Does Alternative Medicine Need a Scientific Explanation?

When it comes to complementary wellness, most of us will try the odd herbal tea or supplement, but would you drink the blood of a living turtle? Stephen T. Asma, a professor of philosophy at Columbia College Chicago and the author of Against Fairness, details, ‘A few years ago, while visiting Beijing, I caught a cold. My wife, who is Chinese, and wanted me to feel better, took me to a local restaurant. After we sat down, she ordered a live turtle…I was startled as the waiter unceremoniously cut the turtle’s throat, then poured its blood into a glass. To this frightening prospect, they added a shot of baijiu, very strong grain alcohol…I winced, found the courage, and drank up.’

 

Asma’s story – which, by the way, did end with him feeling better – is an example of the fact that we are, as he puts it, ‘living in the vast grey area between leech-bleeding and antibiotics.’ While you may scoff – and be slightly upset – at the very idea that turtle blood could have medicinal effects, you might still attempt to quaff a tree-bark tincture or put on an aubergine compress recommended by Dr. Oz to treat skin cancer. According to Asma, ‘Alternative medicine has exploded in recent years,’ but this has reawakened a philosophical problem that epistemologists call the “demarcation problem.”

 

‘The demarcation problem is primarily the challenge of distinguishing real science from pseudoscience,’ Asma explains. ‘It often gets trotted out in the fight between evolutionists and creation scientists. In that tired debate, creationism is usually dismissed on the grounds that its claims cannot be falsified (evidence cannot prove or disprove its natural theology beliefs).
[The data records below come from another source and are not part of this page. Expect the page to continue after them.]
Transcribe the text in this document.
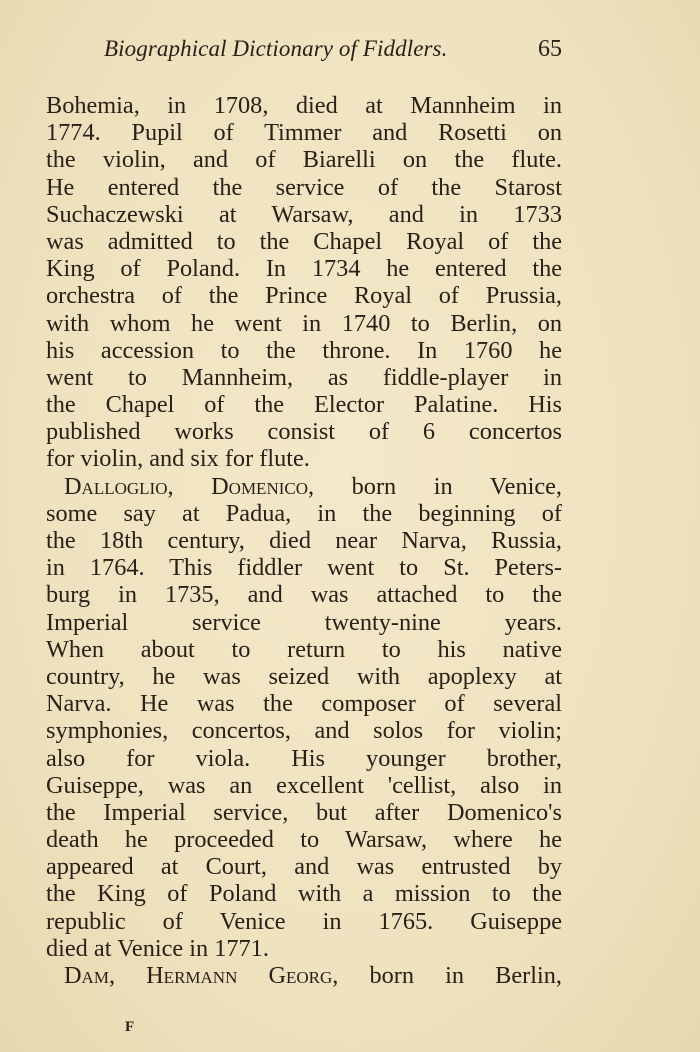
Biographical Dictionary of Fiddlers.	65
Bohemia, in 1708, died at Mannheim in
1774. Pupil of Timmer and Rosetti on
the violin, and of Biarelli on the flute.
He entered the service of the Starost
Suchaczewski at Warsaw, and in 1733
was admitted to the Chapel Royal of the
King of Poland. In 1734 he entered the
orchestra of the Prince Royal of Prussia,
with whom he went in 1740 to Berlin, on
his accession to the throne. In 1760 he
went to Mannheim, as fiddle-player in
the Chapel of the Elector Palatine. His
published works consist of 6 concertos
for violin, and six for flute.
Dalloglio, Domenico, born in Venice,
some say at Padua, in the beginning of
the 18th century, died near Narva, Russia,
in 1764. This fiddler went to St. Peters-
burg in 1735, and was attached to the
Imperial service twenty-nine years.
When about to return to his native
country, he was seized with apoplexy at
Narva. He was the composer of several
symphonies, concertos, and solos for violin;
also for viola. His younger brother,
Guiseppe, was an excellent 'cellist, also in
the Imperial service, but after Domenico's
death he proceeded to Warsaw, where he
appeared at Court, and was entrusted by
the King of Poland with a mission to the
republic of Venice in 1765. Guiseppe
died at Venice in 1771.
Dam, Hermann Georg, born in Berlin,
F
This criterion of “falsifiability”…seems like a good one — it nicely rules out the spooky claims of pseudoscientists and snake oil salesmen. Or does it? The contemporary philosopher of science Larry Laudan claims that philosophers have failed to give credible criteria for demarcating science from pseudoscience. Even falsifiability, the benchmark for positivist science, rules out many of the legitimate theoretical claims of cutting-edge physics, and rules in many wacky claims, like astrology — if the proponents are clever about which observations corroborate their predictions.’

 

But where does complementary wellness come into play? Asma asserts, ‘The issue of alternative medicine, especially Traditional Chinese Medicine (TCM), brings fresh passion to the demarcation problem. Americans are gravitating to acupuncture and herbal medicines (less so the zoological pharmacology, like my turtle blood), but we crave some scientific validation for these ancient practices…The general facts of feng shui (literally “wind and water”) strike many of us as relatively indisputable. Simply put, if you arrange your furniture in certain patterns and directions, it feels to most people psychologically better than certain other patterns. But the metaphysical “causal theory” behind these facts is more controversial. Chinese medicine holds that energy meridians mark the flow of a force called “qi” and this force is streaming throughout nature and our bodies — causing harmony and health or disharmony and illness (depending on the degree to which it is blocked or unblocked).’

 

The question remains, however; do you really need this “causal theory” for your wellbeing to benefit from TCM? ‘I certainly don’t need this theory to be true to explain why I feel less agitated when my office desk faces the doorway than I do when my back is to the door,’ Asma concludes. ‘And I don’t think I need it to explain the sense of peace I get from looking out my window at Suzhou Creek. Perhaps the metaphysical qi theory of feng shui will eventually give way to one that aligns with our understanding of sensory perception or psychology…Ultimately, one can be skeptical of both qi and a sacrosanct scientific method, but still be a devotee of fallible pragmatic truth. In the end, most of us are gamblers about health treatments. We play as many options as we can; a little acupuncture, a little ibuprofen, a little turtle’s blood.’